When Rob Lowe originally read the script, he said "my strongest reaction on a visceral level was to Alex. But I was nervous about playing him because I felt the character didn't go through any sort of arc or metamorphosis. He ended up unredeemed, unlike the villain I'd played in Masquerade." So Lowe decided to play Michael, the protagonist. He then had second thoughts and was persuaded by Koepp to play Alex.

During rehearsals for the film, Lowe found himself embroiled in a public scandal when news broke of a videotape he had made having sex with two women, one of whom was sixteen. "I don't believe in the theory that any publicity is good," said Hanson. "For Rob's sake and the picture's sake, I wish it had never happened. The story broke shortly before rehearsals and my reaction was completely selfish. I kept wondering, 'How does this affect the movie? How does it affect his performance?' It was like a carnival atmosphere around him." It was ultimately decided to keep Lowe in the part.

Filming began in July 1989. James Spader called it "an extremely strange, peculiar thriller, and where you end up is extremely surprising. You really think you know where you're going all the way along, and boy, you're surprised just how lost you are."

==Release==
Bad Influence was released in the United States on March 9, 1990. On its opening weekend, it came in at 4th place with $3,822,019 at the box office. Worldwide, it grossed $12,626,043 on an estimated $7 million budget.

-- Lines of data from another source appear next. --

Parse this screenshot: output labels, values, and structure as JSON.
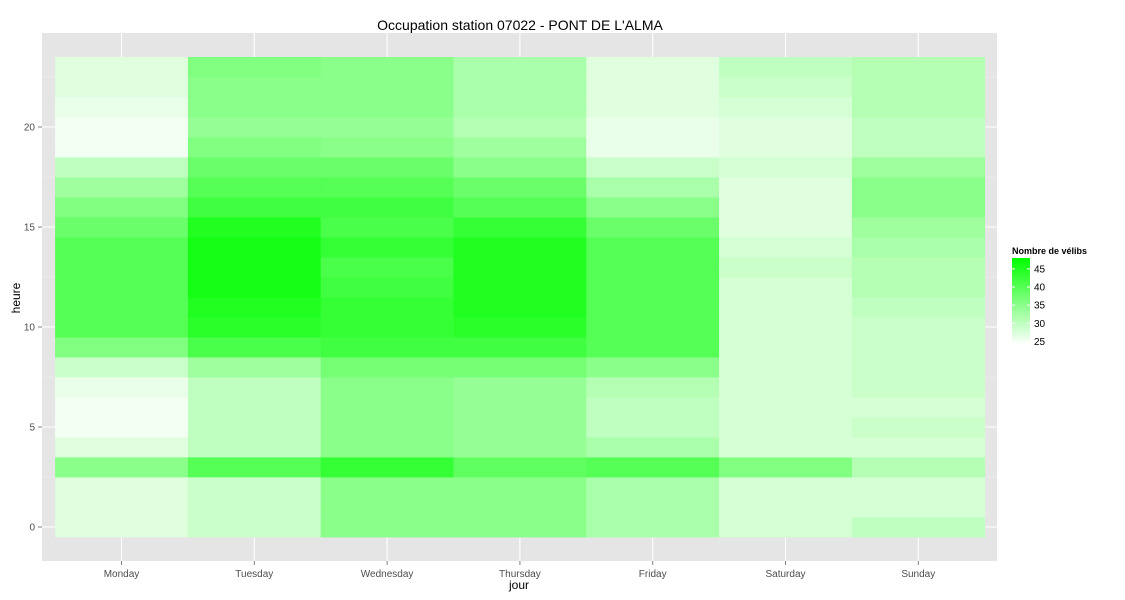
{
  "chart_data": {
    "type": "heatmap",
    "title": "Occupation station 07022 - PONT DE L'ALMA",
    "xlabel": "jour",
    "ylabel": "heure",
    "x_categories": [
      "Monday",
      "Tuesday",
      "Wednesday",
      "Thursday",
      "Friday",
      "Saturday",
      "Sunday"
    ],
    "y_hours": [
      0,
      1,
      2,
      3,
      4,
      5,
      6,
      7,
      8,
      9,
      10,
      11,
      12,
      13,
      14,
      15,
      16,
      17,
      18,
      19,
      20,
      21,
      22,
      23
    ],
    "y_ticks": [
      0,
      5,
      10,
      15,
      20
    ],
    "ylim": [
      -0.5,
      23.5
    ],
    "grid": true,
    "legend": {
      "title": "Nombre de vélibs",
      "position": "right",
      "ticks": [
        25,
        30,
        35,
        40,
        45
      ],
      "range": [
        24,
        48
      ],
      "low_color": "#ffffff",
      "high_color": "#00ff00"
    },
    "values_by_day": [
      [
        27,
        27,
        27,
        35,
        27,
        25,
        25,
        26,
        29,
        36,
        40,
        40,
        40,
        40,
        40,
        38,
        36,
        33,
        30,
        25,
        25,
        26,
        27,
        27
      ],
      [
        29,
        29,
        29,
        40,
        30,
        30,
        30,
        30,
        33,
        41,
        44,
        45,
        46,
        46,
        46,
        45,
        42,
        40,
        38,
        36,
        34,
        35,
        35,
        36
      ],
      [
        35,
        35,
        35,
        43,
        35,
        35,
        35,
        35,
        37,
        42,
        43,
        43,
        42,
        41,
        43,
        41,
        42,
        40,
        38,
        35,
        34,
        35,
        35,
        35
      ],
      [
        35,
        35,
        35,
        39,
        34,
        34,
        34,
        34,
        37,
        42,
        44,
        45,
        45,
        45,
        45,
        43,
        40,
        38,
        35,
        33,
        31,
        32,
        32,
        32
      ],
      [
        32,
        32,
        32,
        40,
        32,
        30,
        30,
        31,
        35,
        40,
        40,
        40,
        40,
        40,
        40,
        38,
        35,
        32,
        29,
        26,
        26,
        27,
        27,
        27
      ],
      [
        28,
        28,
        28,
        36,
        28,
        28,
        28,
        28,
        28,
        28,
        28,
        28,
        28,
        29,
        28,
        27,
        27,
        27,
        28,
        27,
        27,
        28,
        29,
        30
      ],
      [
        30,
        28,
        28,
        31,
        28,
        29,
        28,
        29,
        29,
        29,
        29,
        30,
        31,
        31,
        32,
        33,
        35,
        35,
        33,
        30,
        30,
        31,
        31,
        31
      ]
    ]
  }
}
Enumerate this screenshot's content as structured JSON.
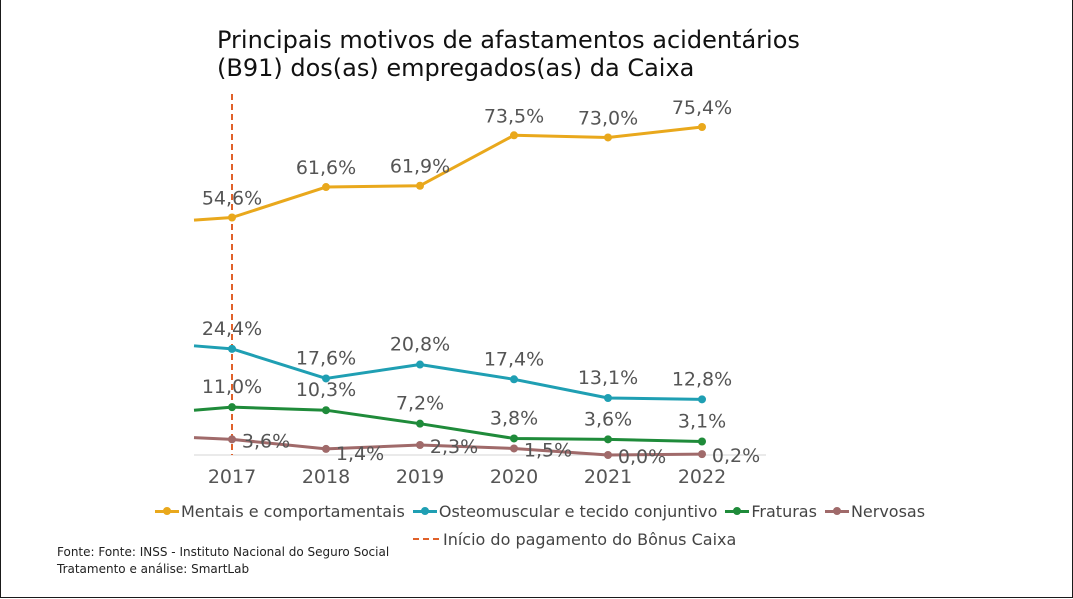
{
  "chart_data": {
    "type": "line",
    "title_line1": "Principais motivos de afastamentos acidentários",
    "title_line2": "(B91) dos(as) empregados(as) da Caixa",
    "categories": [
      "2017",
      "2018",
      "2019",
      "2020",
      "2021",
      "2022"
    ],
    "ylim": [
      0,
      80
    ],
    "grid": false,
    "series": [
      {
        "name": "Mentais e comportamentais",
        "color": "#e9a81c",
        "values": [
          54.6,
          61.6,
          61.9,
          73.5,
          73.0,
          75.4
        ],
        "labels": [
          "54,6%",
          "61,6%",
          "61,9%",
          "73,5%",
          "73,0%",
          "75,4%"
        ],
        "lead_in": 54.0
      },
      {
        "name": "Osteomuscular e tecido conjuntivo",
        "color": "#1f9fb3",
        "values": [
          24.4,
          17.6,
          20.8,
          17.4,
          13.1,
          12.8
        ],
        "labels": [
          "24,4%",
          "17,6%",
          "20,8%",
          "17,4%",
          "13,1%",
          "12,8%"
        ],
        "lead_in": 25.1
      },
      {
        "name": "Fraturas",
        "color": "#1f8b3a",
        "values": [
          11.0,
          10.3,
          7.2,
          3.8,
          3.6,
          3.1
        ],
        "labels": [
          "11,0%",
          "10,3%",
          "7,2%",
          "3,8%",
          "3,6%",
          "3,1%"
        ],
        "lead_in": 10.3
      },
      {
        "name": "Nervosas",
        "color": "#a06a6a",
        "values": [
          3.6,
          1.4,
          2.3,
          1.5,
          0.0,
          0.2
        ],
        "labels": [
          "3,6%",
          "1,4%",
          "2,3%",
          "1,5%",
          "0,0%",
          "0,2%"
        ],
        "lead_in": 4.0
      }
    ],
    "annotation": {
      "label": "Início do pagamento do Bônus Caixa",
      "at_category": "2017",
      "color": "#e0612a"
    },
    "legend_position": "bottom"
  },
  "source": {
    "line1": "Fonte: Fonte: INSS - Instituto Nacional do Seguro Social",
    "line2": "Tratamento e análise: SmartLab"
  }
}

The film was released on VHS by RCA Columbia Pictures Home Video.

The film was released on DVD on December 3, 2002 by MGM Home Entertainment.

==Reception==
Bad Influence received mixed to positive reviews from critics. The film holds a 65% rating on Rotten Tomatoes based on 20 reviews.'

Roger Ebert gave the film 3 stars out of 4, praising the script, direction, and the actors' performances. He wrote the film "is a much superior exploitation of a theme that Koepp used in his screenplay for last year's 'Apartment Zero': A passive hero falls for the spell of a virile man who enters his life under false and deadly pretenses. 'Apartment Zero' was lurid and overwrought, almost a self-parody, while Hanson's direction of 'Bad Influence' makes it into a sombre, introspective study of the relationship."

Vincent Canby of The New York Times also lauded the acting and wrote, "There's a crucial point at which the audience either will turn away from Bad Influence, or consciously elect to stick with it in spite of common sense. Until that moment, Bad Influence is a refreshing exercise in glossy decadence."

Owen Gleiberman of Entertainment Weekly gave the film a grade of B+ and said, "Hanson establishes a ripe sense of temptation. In Bad Influence, the sinful undercurrents aren't just cheap thrills. They're luridly topical — they're meant to subvert a world in which people have begun to organize their erotic lives by Filofax".

In a more critical review, Leonard Maltin gave the film 2.5 out of a possible 4 stars, describing it as a "slick, high-tech variation on Strangers on a Train." He added it "knows what buttons to push and when; Lowe is convincingly creepy, but he won't make you forget Robert Walker."

In a 2017 interview, Rob Lowe said that of all his films, Bad Influence was the project that did not get the rightful attention it deserved. "It was really ahead of its time. I'm really proud of it... It's sexy. It's weird. It's dark. The characters are great... It's also a great snapshot of underground L.A. at the beginning of the '90s. And yet it doesn't feel dated."

Curtis Hanson said he was "very fond" of the film but "it was an unhappy experience when that picture got released, because it coincided with that ridiculous Rob Lowe videotape scandal. Rob, who I thought was really good in the movie, had his performance overshadowed by this sort of tabloid approach to him and the movie... There were people who actually wrote in reviews that this picture had been put out to capitalize on the scandal. Which, of course, would have been impossible."